One Christmas day, off the coast of Mexico, his ship was attacked: a gang of pirates stormed the deck and held the crew hostage with muskets and swords and clubs. Then the wind picked up and the name Bonita filled my father’s ears and that name brought to my father’s hands the force to throw a barrel full of salted sardines at his eye-patched captors.
The pirates who were not crushed by the barrel fled on their own accord, for they had seen, in both my father’s eyes, the fire of a man in love.
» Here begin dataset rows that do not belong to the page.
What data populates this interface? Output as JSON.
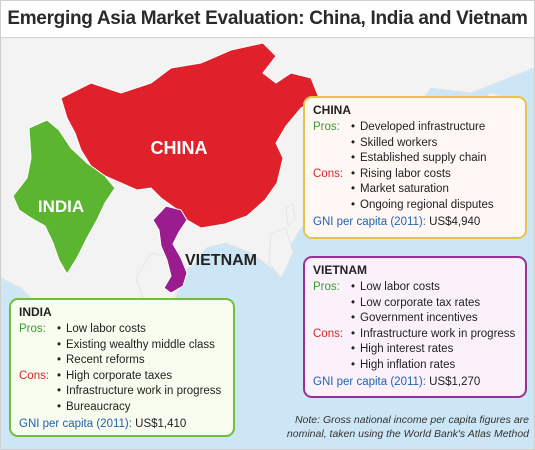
{
  "title": "Emerging Asia Market Evaluation: China, India and Vietnam",
  "colors": {
    "sea": "#cde6f5",
    "land": "#f3f3f3",
    "china": "#e0202a",
    "india": "#5cb531",
    "vietnam": "#9b1c8e",
    "pros": "#3a9a2f",
    "cons": "#d6262c",
    "gni": "#1f62b0"
  },
  "map_labels": {
    "china": "CHINA",
    "india": "INDIA",
    "vietnam": "VIETNAM"
  },
  "china": {
    "header": "CHINA",
    "pros_label": "Pros:",
    "pros": [
      "Developed infrastructure",
      "Skilled workers",
      "Established supply chain"
    ],
    "cons_label": "Cons:",
    "cons": [
      "Rising labor costs",
      "Market saturation",
      "Ongoing regional disputes"
    ],
    "gni_label": "GNI per capita (2011):",
    "gni_value": "US$4,940"
  },
  "vietnam": {
    "header": "VIETNAM",
    "pros_label": "Pros:",
    "pros": [
      "Low labor costs",
      "Low corporate tax rates",
      "Government incentives"
    ],
    "cons_label": "Cons:",
    "cons": [
      "Infrastructure work in progress",
      "High interest rates",
      "High inflation rates"
    ],
    "gni_label": "GNI per capita (2011):",
    "gni_value": "US$1,270"
  },
  "india": {
    "header": "INDIA",
    "pros_label": "Pros:",
    "pros": [
      "Low labor costs",
      "Existing wealthy middle class",
      "Recent reforms"
    ],
    "cons_label": "Cons:",
    "cons": [
      "High corporate taxes",
      "Infrastructure work in progress",
      "Bureaucracy"
    ],
    "gni_label": "GNI per capita (2011):",
    "gni_value": "US$1,410"
  },
  "note": "Note: Gross national income per capita figures are nominal, taken using the World Bank's Atlas Method"
}
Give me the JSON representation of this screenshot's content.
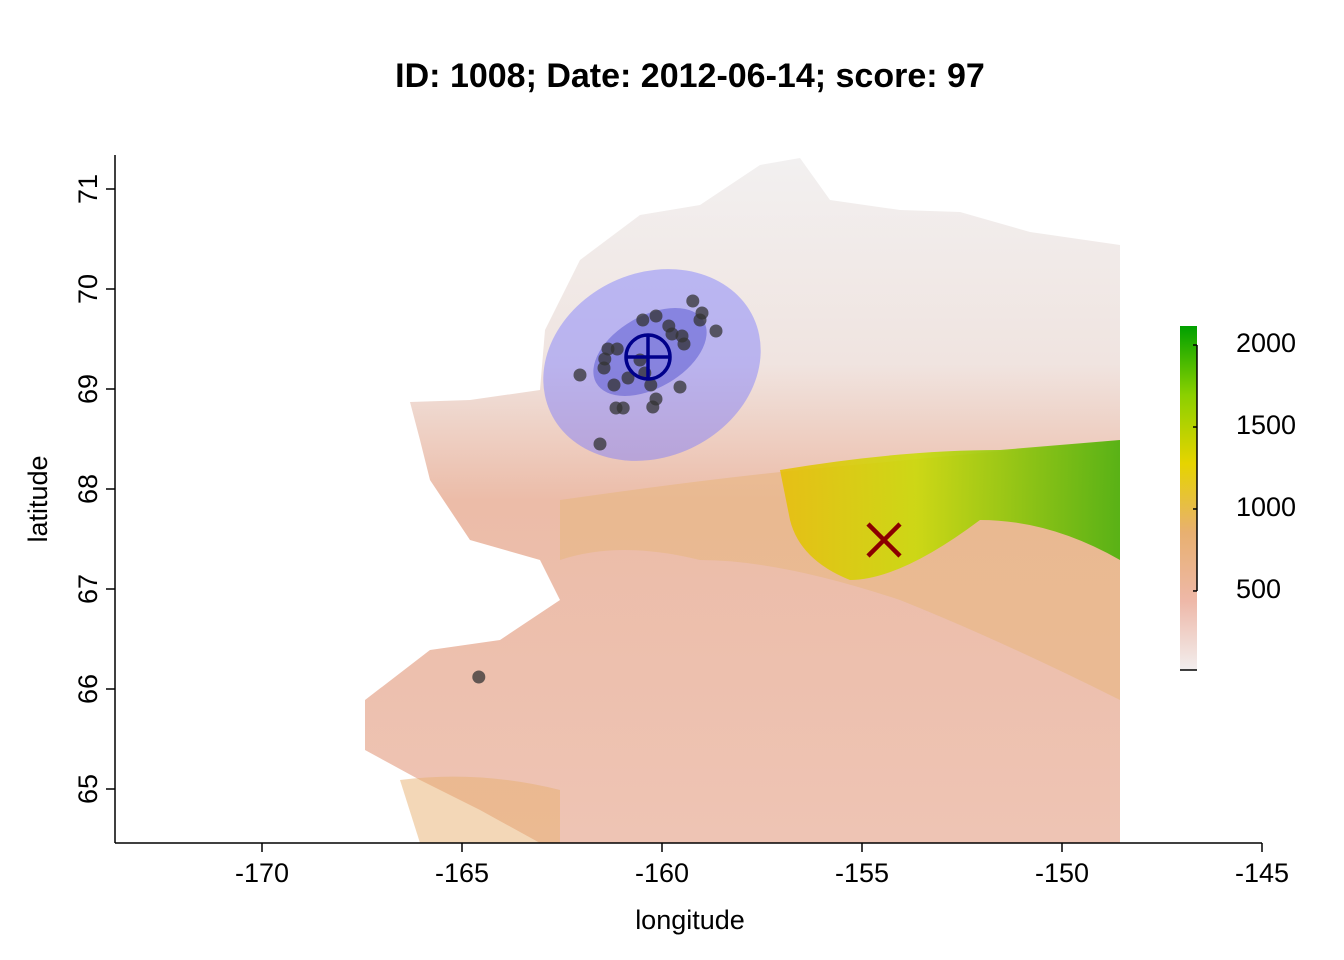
{
  "chart_data": {
    "type": "scatter",
    "title": "ID: 1008;  Date: 2012-06-14;  score: 97",
    "xlabel": "longitude",
    "ylabel": "latitude",
    "xlim": [
      -173.675,
      -145
    ],
    "ylim": [
      64.46,
      71.34
    ],
    "xticks": [
      -170,
      -165,
      -160,
      -155,
      -150,
      -145
    ],
    "yticks": [
      65,
      66,
      67,
      68,
      69,
      70,
      71
    ],
    "points": {
      "color": "#333333",
      "x": [
        -159.23,
        -159.0,
        -159.05,
        -158.65,
        -160.15,
        -160.48,
        -159.83,
        -159.75,
        -159.5,
        -159.45,
        -161.35,
        -161.12,
        -161.43,
        -161.45,
        -160.43,
        -160.85,
        -160.28,
        -162.05,
        -161.2,
        -159.55,
        -160.15,
        -161.15,
        -160.97,
        -160.23,
        -161.55,
        -164.58,
        -160.55
      ],
      "y": [
        69.88,
        69.76,
        69.69,
        69.58,
        69.73,
        69.69,
        69.63,
        69.55,
        69.53,
        69.45,
        69.4,
        69.4,
        69.3,
        69.21,
        69.16,
        69.11,
        69.04,
        69.14,
        69.04,
        69.02,
        68.9,
        68.81,
        68.81,
        68.82,
        68.45,
        66.12,
        69.29
      ]
    },
    "centroid": {
      "x": -160.35,
      "y": 69.32,
      "color": "#00008b"
    },
    "target": {
      "x": -154.45,
      "y": 67.49,
      "color": "#8b0000"
    },
    "colorbar": {
      "lim": [
        18,
        2116
      ],
      "ticks": [
        500,
        1000,
        1500,
        2000
      ],
      "colors": [
        "#f2eeee",
        "#eeb8a8",
        "#e8b070",
        "#e6d400",
        "#8bd000",
        "#00a000"
      ]
    }
  }
}
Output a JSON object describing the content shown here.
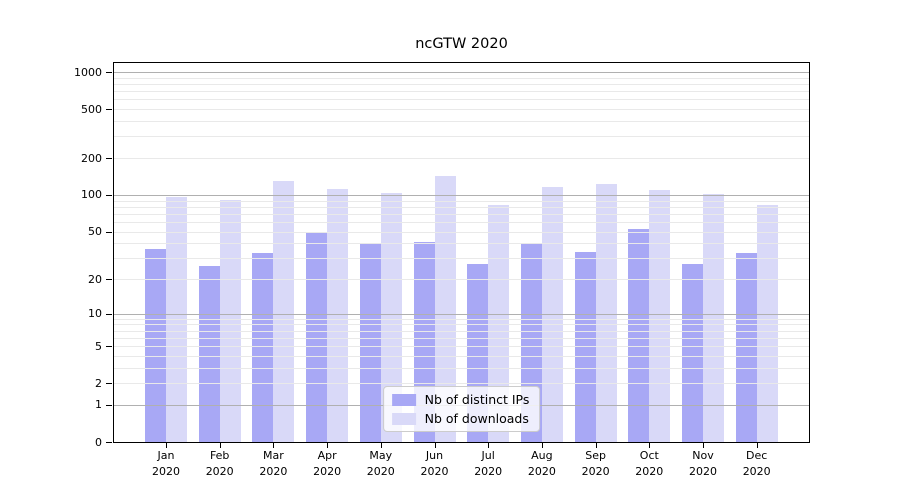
{
  "figure": {
    "title": "ncGTW 2020"
  },
  "chart_data": {
    "type": "bar",
    "title": "ncGTW 2020",
    "xlabel": "",
    "ylabel": "",
    "categories": [
      "Jan 2020",
      "Feb 2020",
      "Mar 2020",
      "Apr 2020",
      "May 2020",
      "Jun 2020",
      "Jul 2020",
      "Aug 2020",
      "Sep 2020",
      "Oct 2020",
      "Nov 2020",
      "Dec 2020"
    ],
    "x_tick_months": [
      "Jan",
      "Feb",
      "Mar",
      "Apr",
      "May",
      "Jun",
      "Jul",
      "Aug",
      "Sep",
      "Oct",
      "Nov",
      "Dec"
    ],
    "x_tick_year": "2020",
    "series": [
      {
        "name": "Nb of distinct IPs",
        "color": "#a8a8f5",
        "values": [
          36,
          26,
          33,
          49,
          40,
          41,
          27,
          40,
          34,
          52,
          27,
          33
        ]
      },
      {
        "name": "Nb of downloads",
        "color": "#d9d9f8",
        "values": [
          97,
          91,
          129,
          112,
          103,
          144,
          82,
          116,
          122,
          110,
          101,
          82
        ]
      }
    ],
    "yscale": "log1p",
    "yticks": [
      1000,
      500,
      200,
      100,
      50,
      20,
      10,
      5,
      2,
      1,
      0
    ],
    "ylim": [
      0,
      1230
    ],
    "grid": "horizontal",
    "grid_above_bars": true,
    "gridlines": {
      "major": [
        1,
        10,
        100,
        1000
      ],
      "minor": [
        2,
        3,
        4,
        5,
        6,
        7,
        8,
        9,
        20,
        30,
        40,
        50,
        60,
        70,
        80,
        90,
        200,
        300,
        400,
        500,
        600,
        700,
        800,
        900
      ]
    },
    "legend": {
      "position": "lower center",
      "entries": [
        "Nb of distinct IPs",
        "Nb of downloads"
      ]
    },
    "colors": {
      "bar_distinct_ips": "#a8a8f5",
      "bar_downloads": "#d9d9f8",
      "major_grid": "#b0b0b0",
      "minor_grid": "#e9e9e9",
      "axis": "#000000",
      "text": "#000000"
    }
  }
}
Bonita, Bonita was all my father heard when the pirates were gone and the wind caressed his cheeks.
And so, Derek and Jane, it was one day, when my father came to believe he would never again see his love, and that the woman who burned in his heart and whose name rang in his ears was forever lost to him, that my father’s ship was caught in a wicked storm. The wind and the waves, together, synchronized, called out, Bonita, de Flores Perdes, Bonita, de Flores Perdes. My father ran to the captain to say his guardian angel, Bonita de Flores Perdes, was calling to him and saying the ship should be steered toward port, not starboard as the captain and his men had thought, for the ship had become turned around and all the ship’s men confused, and it was the light in my father’s eyes, the light of a man in love with a woman that could only be named Bonita de Flores Perdes, that convinced the captain to listen to my father. When the captain turned the ship, in no time they found their way out of the storm and soon spotted a lighthouse and lumbered into a little port town.
The port was the same Santa Clara that my father had visited three years before, and my mother, Bonita de Flores Perdes, was waiting in the wharf, for she’d had an ominous feeling that night and could not sleep, and so, when the ship pulled in, it was my mother who greeted my father. When, finally, they held each other on that wharf, under the full pregnant moon, the dazzling stars, the salted sea wind whispering Bonita, Bonita, my mother said to my father, I had not forgotten you, it is you who burns in my heart, I hear your name on the wind and in the waves, I have waited for you since that night you called out to me those years ago, I have waited for you, Carlos de Cervantes Garcia.
I wish to you, Derek and Jane, that you too are swept away in such a romance, this epic drama the gods call love.
Your dear friend,
~Pablo Garcia
Pablo Garcia is a man who has traveled the world but still considers himself far away from home while staring at his navel.